Electrical and transport properties of europium-indium oxide films prepared on Si(1 0 0) substrates

Abstract

Thin EU–In binary oxide films were prepared by alternating deposition method on Si (P) substrates to form metal–oxide–Si(MOS) devices. These films were annealed at different conditions and characterised by X-ray fluorescence (EDXRF) and X-ray diffraction (XRD). The capacitance–gate voltage ( C– V g) dependence was used to investigate the effect of annealing conditions on the trapped-fixed charge concentration in the oxide and on the relative permittivity of the film sample. It was observed that the prepared crystalline-dielectric Solid Solution (SS) of EU–In oxide has a sufficiently high relative permittivity ε , around 30. This suggests that it is a promising candidate for high- ε dielectric applications. The DC electrical properties of EU–In binary oxides insulator were investigated. The current–voltage J( V g) and current–temperature J( T) characteristics refer to different current transfer processes depending on the annealing conditions, i.e., on the structure and trap concentration.

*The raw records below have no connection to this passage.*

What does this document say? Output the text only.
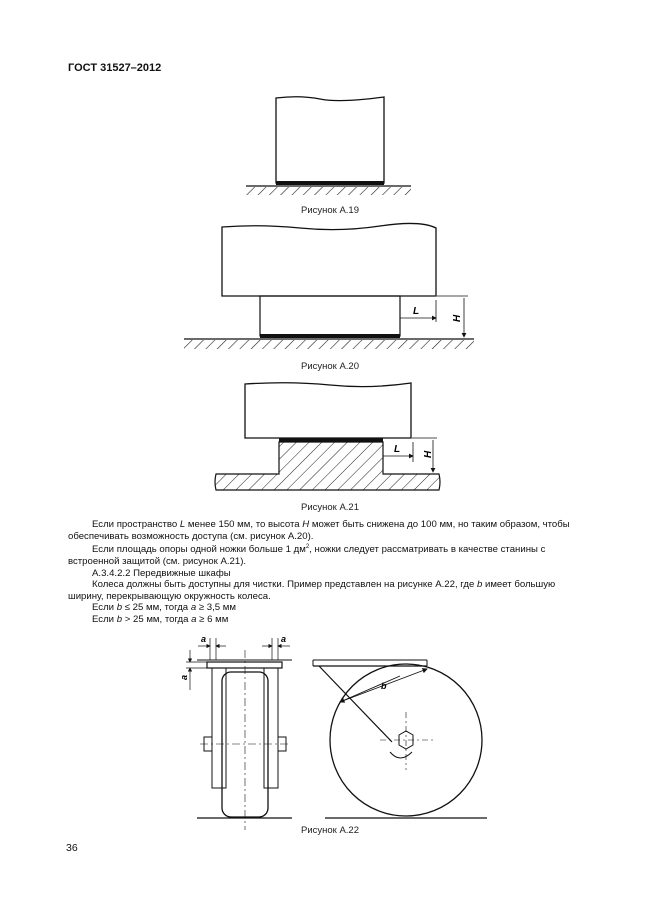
ГОСТ 31527–2012
L
H
L H
a	a
a
b
Рисунок А.19
Рисунок А.20
Рисунок А.21
Рисунок А.22

Если пространство L менее 150 мм, то высота H может быть снижена до 100 мм, но таким образом, чтобы обеспечивать возможность доступа (см. рисунок А.20).

Если площадь опоры одной ножки больше 1 $дм^2$, ножки следует рассматривать в качестве станины с встроенной защитой (см. рисунок А.21).

А.3.4.2.2 Передвижные шкафы

Колеса должны быть доступны для чистки. Пример представлен на рисунке А.22, где b имеет большую ширину, перекрывающую окружность колеса.

Если b ≤ 25 мм, тогда a ≥ 3,5 мм

Если b > 25 мм, тогда a ≥ 6 мм

36
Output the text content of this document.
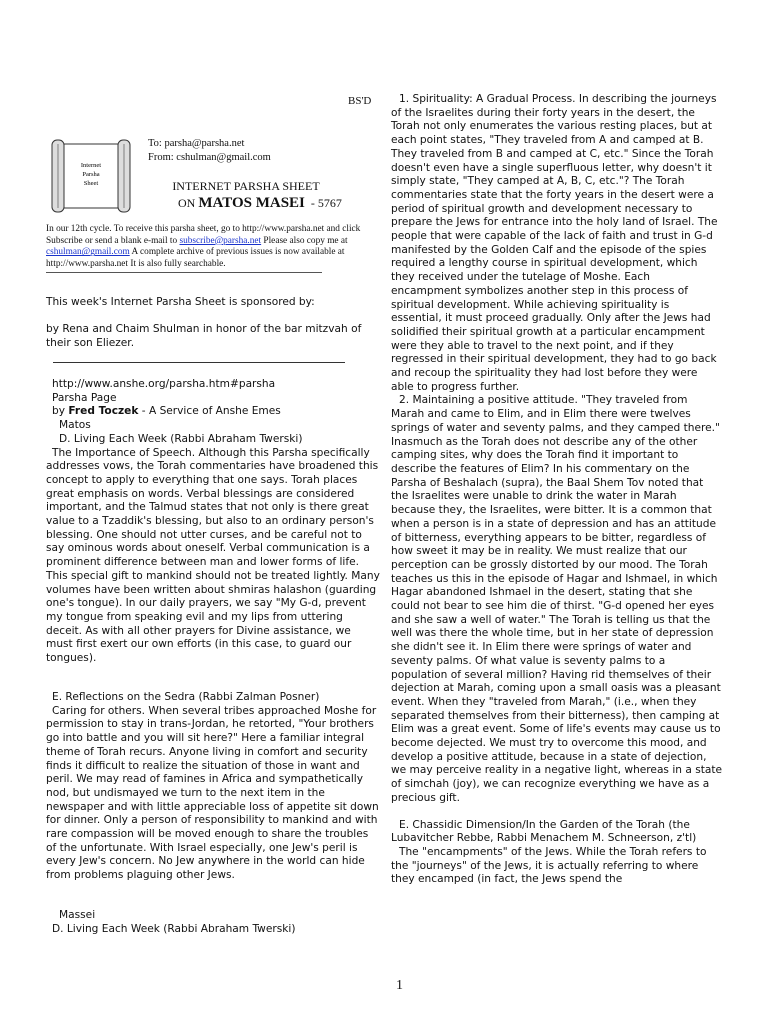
BS'D
Internet
Parsha
Sheet
To: parsha@parsha.net
From: cshulman@gmail.com
INTERNET PARSHA SHEET
ON MATOS MASEI - 5767
In our 12th cycle. To receive this parsha sheet, go to http://www.parsha.net and click Subscribe or send a blank e-mail to subscribe@parsha.net Please also copy me at cshulman@gmail.com A complete archive of previous issues is now available at http://www.parsha.net It is also fully searchable.
This week's Internet Parsha Sheet is sponsored by:
by Rena and Chaim Shulman in honor of the bar mitzvah of their son Eliezer.
http://www.anshe.org/parsha.htm#parsha
Parsha Page
by Fred Toczek - A Service of Anshe Emes
Matos
D. Living Each Week (Rabbi Abraham Twerski)

The Importance of Speech. Although this Parsha specifically addresses vows, the Torah commentaries have broadened this concept to apply to everything that one says. Torah places great emphasis on words. Verbal blessings are considered important, and the Talmud states that not only is there great value to a Tzaddik's blessing, but also to an ordinary person's blessing. One should not utter curses, and be careful not to say ominous words about oneself. Verbal communication is a prominent difference between man and lower forms of life. This special gift to mankind should not be treated lightly. Many volumes have been written about shmiras halashon (guarding one's tongue). In our daily prayers, we say "My G-d, prevent my tongue from speaking evil and my lips from uttering deceit. As with all other prayers for Divine assistance, we must first exert our own efforts (in this case, to guard our tongues).

E. Reflections on the Sedra (Rabbi Zalman Posner)

Caring for others. When several tribes approached Moshe for permission to stay in trans-Jordan, he retorted, "Your brothers go into battle and you will sit here?" Here a familiar integral theme of Torah recurs. Anyone living in comfort and security finds it difficult to realize the situation of those in want and peril. We may read of famines in Africa and sympathetically nod, but undismayed we turn to the next item in the newspaper and with little appreciable loss of appetite sit down for dinner. Only a person of responsibility to mankind and with rare compassion will be moved enough to share the troubles of the unfortunate. With Israel especially, one Jew's peril is every Jew's concern. No Jew anywhere in the world can hide from problems plaguing other Jews.

Massei
D. Living Each Week (Rabbi Abraham Twerski)

1. Spirituality: A Gradual Process. In describing the journeys of the Israelites during their forty years in the desert, the Torah not only enumerates the various resting places, but at each point states, "They traveled from A and camped at B. They traveled from B and camped at C, etc." Since the Torah doesn't even have a single superfluous letter, why doesn't it simply state, "They camped at A, B, C, etc."? The Torah commentaries state that the forty years in the desert were a period of spiritual growth and development necessary to prepare the Jews for entrance into the holy land of Israel. The people that were capable of the lack of faith and trust in G-d manifested by the Golden Calf and the episode of the spies required a lengthy course in spiritual development, which they received under the tutelage of Moshe. Each encampment symbolizes another step in this process of spiritual development. While achieving spirituality is essential, it must proceed gradually. Only after the Jews had solidified their spiritual growth at a particular encampment were they able to travel to the next point, and if they regressed in their spiritual development, they had to go back and recoup the spirituality they had lost before they were able to progress further.

2. Maintaining a positive attitude. "They traveled from Marah and came to Elim, and in Elim there were twelves springs of water and seventy palms, and they camped there." Inasmuch as the Torah does not describe any of the other camping sites, why does the Torah find it important to describe the features of Elim? In his commentary on the Parsha of Beshalach (supra), the Baal Shem Tov noted that the Israelites were unable to drink the water in Marah because they, the Israelites, were bitter. It is a common that when a person is in a state of depression and has an attitude of bitterness, everything appears to be bitter, regardless of how sweet it may be in reality. We must realize that our perception can be grossly distorted by our mood. The Torah teaches us this in the episode of Hagar and Ishmael, in which Hagar abandoned Ishmael in the desert, stating that she could not bear to see him die of thirst. "G-d opened her eyes and she saw a well of water." The Torah is telling us that the well was there the whole time, but in her state of depression she didn't see it. In Elim there were springs of water and seventy palms. Of what value is seventy palms to a population of several million? Having rid themselves of their dejection at Marah, coming upon a small oasis was a pleasant event. When they "traveled from Marah," (i.e., when they separated themselves from their bitterness), then camping at Elim was a great event. Some of life's events may cause us to become dejected. We must try to overcome this mood, and develop a positive attitude, because in a state of dejection, we may perceive reality in a negative light, whereas in a state of simchah (joy), we can recognize everything we have as a precious gift.

E. Chassidic Dimension/In the Garden of the Torah (the Lubavitcher Rebbe, Rabbi Menachem M. Schneerson, z'tl)

The "encampments" of the Jews. While the Torah refers to the "journeys" of the Jews, it is actually referring to where they encamped (in fact, the Jews spend the

1
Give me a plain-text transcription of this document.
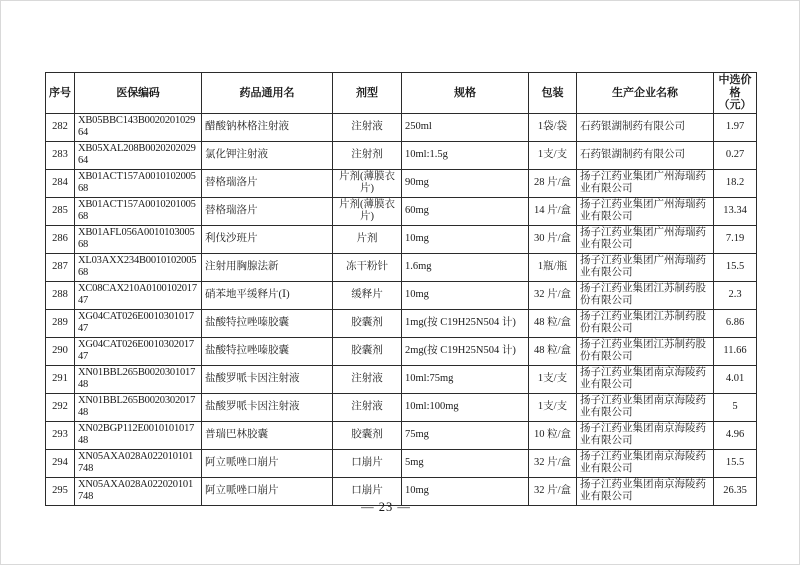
序号	医保编码	药品通用名	剂型	规格	包装	生产企业名称	中选价格（元）
282	XB05BBC143B002020102964	醋酸钠林格注射液	注射液	250ml	1袋/袋	石药银湖制药有限公司	1.97
283	XB05XAL208B002020202964	氯化钾注射液	注射剂	10ml:1.5g	1支/支	石药银湖制药有限公司	0.27
284	XB01ACT157A001010200568	替格瑞洛片	片剂(薄膜衣片)	90mg	28 片/盒	扬子江药业集团广州海瑞药业有限公司	18.2
285	XB01ACT157A001020100568	替格瑞洛片	片剂(薄膜衣片)	60mg	14 片/盒	扬子江药业集团广州海瑞药业有限公司	13.34
286	XB01AFL056A001010300568	利伐沙班片	片剂	10mg	30 片/盒	扬子江药业集团广州海瑞药业有限公司	7.19
287	XL03AXX234B001010200568	注射用胸腺法新	冻干粉针	1.6mg	1瓶/瓶	扬子江药业集团广州海瑞药业有限公司	15.5
288	XC08CAX210A010010201747	硝苯地平缓释片(Ⅰ)	缓释片	10mg	32 片/盒	扬子江药业集团江苏制药股份有限公司	2.3
289	XG04CAT026E001030101747	盐酸特拉唑嗪胶囊	胶囊剂	1mg(按 C19H25N504 计)	48 粒/盒	扬子江药业集团江苏制药股份有限公司	6.86
290	XG04CAT026E001030201747	盐酸特拉唑嗪胶囊	胶囊剂	2mg(按 C19H25N504 计)	48 粒/盒	扬子江药业集团江苏制药股份有限公司	11.66
291	XN01BBL265B002030101748	盐酸罗哌卡因注射液	注射液	10ml:75mg	1支/支	扬子江药业集团南京海陵药业有限公司	4.01
292	XN01BBL265B002030201748	盐酸罗哌卡因注射液	注射液	10ml:100mg	1支/支	扬子江药业集团南京海陵药业有限公司	5
293	XN02BGP112E001010101748	普瑞巴林胶囊	胶囊剂	75mg	10 粒/盒	扬子江药业集团南京海陵药业有限公司	4.96
294	XN05AXA028A022010101748	阿立哌唑口崩片	口崩片	5mg	32 片/盒	扬子江药业集团南京海陵药业有限公司	15.5
295	XN05AXA028A022020101748	阿立哌唑口崩片	口崩片	10mg	32 片/盒	扬子江药业集团南京海陵药业有限公司	26.35
— 23 —
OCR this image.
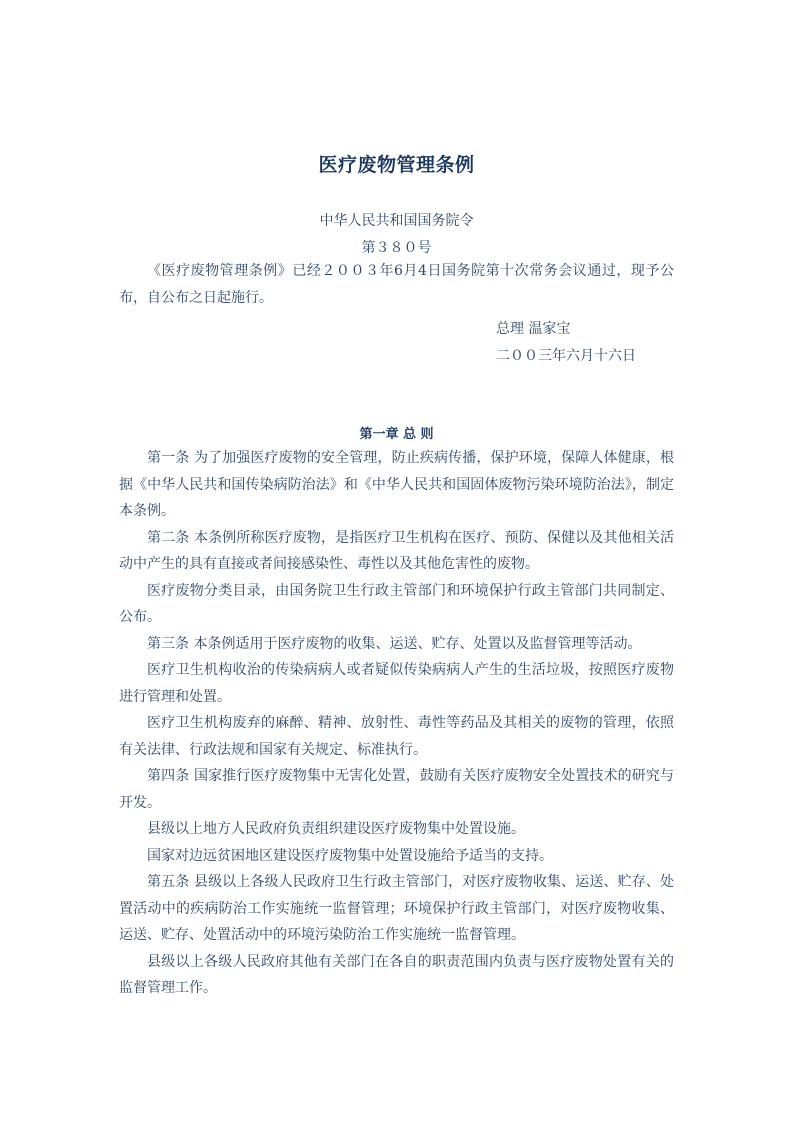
医疗废物管理条例
中华人民共和国国务院令
第３８０号

《医疗废物管理条例》已经２００３年6月4日国务院第十次常务会议通过，现予公布，自公布之日起施行。

总理 温家宝
二００三年六月十六日
第一章 总 则

第一条 为了加强医疗废物的安全管理，防止疾病传播，保护环境，保障人体健康，根据《中华人民共和国传染病防治法》和《中华人民共和国固体废物污染环境防治法》，制定本条例。

第二条 本条例所称医疗废物，是指医疗卫生机构在医疗、预防、保健以及其他相关活动中产生的具有直接或者间接感染性、毒性以及其他危害性的废物。

医疗废物分类目录，由国务院卫生行政主管部门和环境保护行政主管部门共同制定、公布。

第三条 本条例适用于医疗废物的收集、运送、贮存、处置以及监督管理等活动。

医疗卫生机构收治的传染病病人或者疑似传染病病人产生的生活垃圾，按照医疗废物进行管理和处置。

医疗卫生机构废弃的麻醉、精神、放射性、毒性等药品及其相关的废物的管理，依照有关法律、行政法规和国家有关规定、标准执行。

第四条 国家推行医疗废物集中无害化处置，鼓励有关医疗废物安全处置技术的研究与开发。

县级以上地方人民政府负责组织建设医疗废物集中处置设施。

国家对边远贫困地区建设医疗废物集中处置设施给予适当的支持。

第五条 县级以上各级人民政府卫生行政主管部门，对医疗废物收集、运送、贮存、处置活动中的疾病防治工作实施统一监督管理；环境保护行政主管部门，对医疗废物收集、运送、贮存、处置活动中的环境污染防治工作实施统一监督管理。

县级以上各级人民政府其他有关部门在各自的职责范围内负责与医疗废物处置有关的监督管理工作。
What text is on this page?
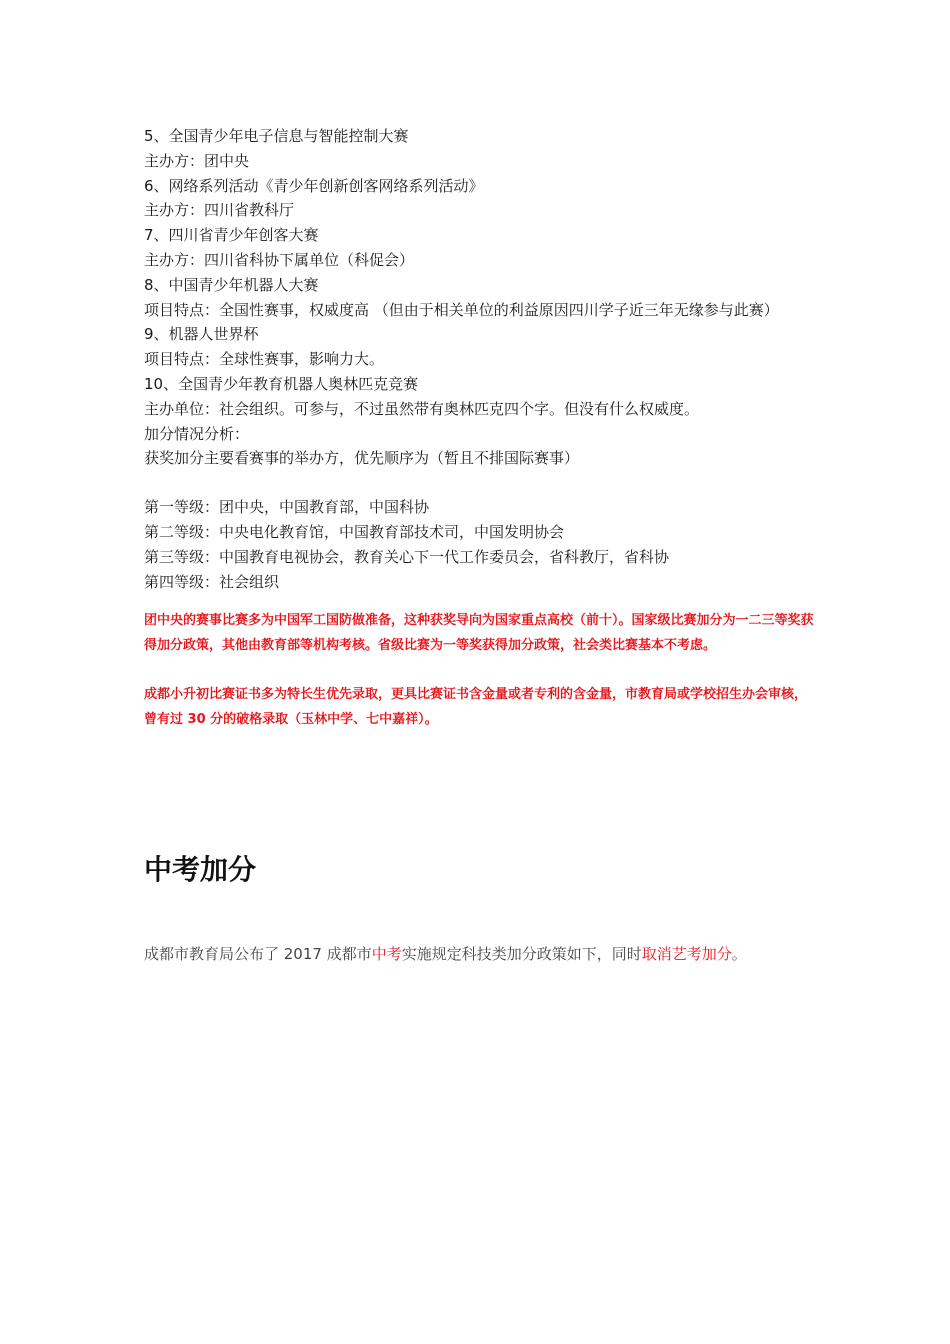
5、全国青少年电子信息与智能控制大赛

主办方：团中央

6、网络系列活动《青少年创新创客网络系列活动》

主办方：四川省教科厅

7、四川省青少年创客大赛

主办方：四川省科协下属单位（科促会）

8、中国青少年机器人大赛

项目特点：全国性赛事，权威度高 （但由于相关单位的利益原因四川学子近三年无缘参与此赛）

9、机器人世界杯

项目特点：全球性赛事，影响力大。

10、全国青少年教育机器人奥林匹克竞赛

主办单位：社会组织。可参与，不过虽然带有奥林匹克四个字。但没有什么权威度。

加分情况分析：

获奖加分主要看赛事的举办方，优先顺序为（暂且不排国际赛事）

第一等级：团中央，中国教育部，中国科协

第二等级：中央电化教育馆，中国教育部技术司，中国发明协会

第三等级：中国教育电视协会，教育关心下一代工作委员会，省科教厅，省科协

第四等级：社会组织

团中央的赛事比赛多为中国军工国防做准备，这种获奖导向为国家重点高校（前十）。国家级比赛加分为一二三等奖获得加分政策，其他由教育部等机构考核。省级比赛为一等奖获得加分政策，社会类比赛基本不考虑。

成都小升初比赛证书多为特长生优先录取，更具比赛证书含金量或者专利的含金量，市教育局或学校招生办会审核，曾有过 30 分的破格录取（玉林中学、七中嘉祥）。

中考加分

成都市教育局公布了 2017 成都市中考实施规定科技类加分政策如下，同时取消艺考加分。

The current transfer in the oxide film sample with mixed amorphous Eu oxide and polycrystalline In 2O 3 is governed by Poole–Frenkel (PF) mechanism of barrier height 0.15 eV while in the oxide film with mixed polycrystallines Eu 2O 3 and In 2O 3 follows the trap-charge-limited space-charge-limited conductivity (TCLC–SCLC) mechanism characterised by exponential distribution of traps of temperature parameter of 512.8 K and total trap concentration ( N t) of 4.2×10 22 m −3. The current transfer in MOS device with dielectric solid solution of EU–In oxide follows the TCLC–SCLC mechanism with temperature parameter of 427.8 K and N t of 2.2×10 23 m −3. It was concluded that the carrier traps in those crystalline films are distributed exponentially in energy within the band gap. These concentrations N t were compared with the concentrations of the fixed charges in the films calculated from the capacitance measurements, which was around 10 22 charges/m 3.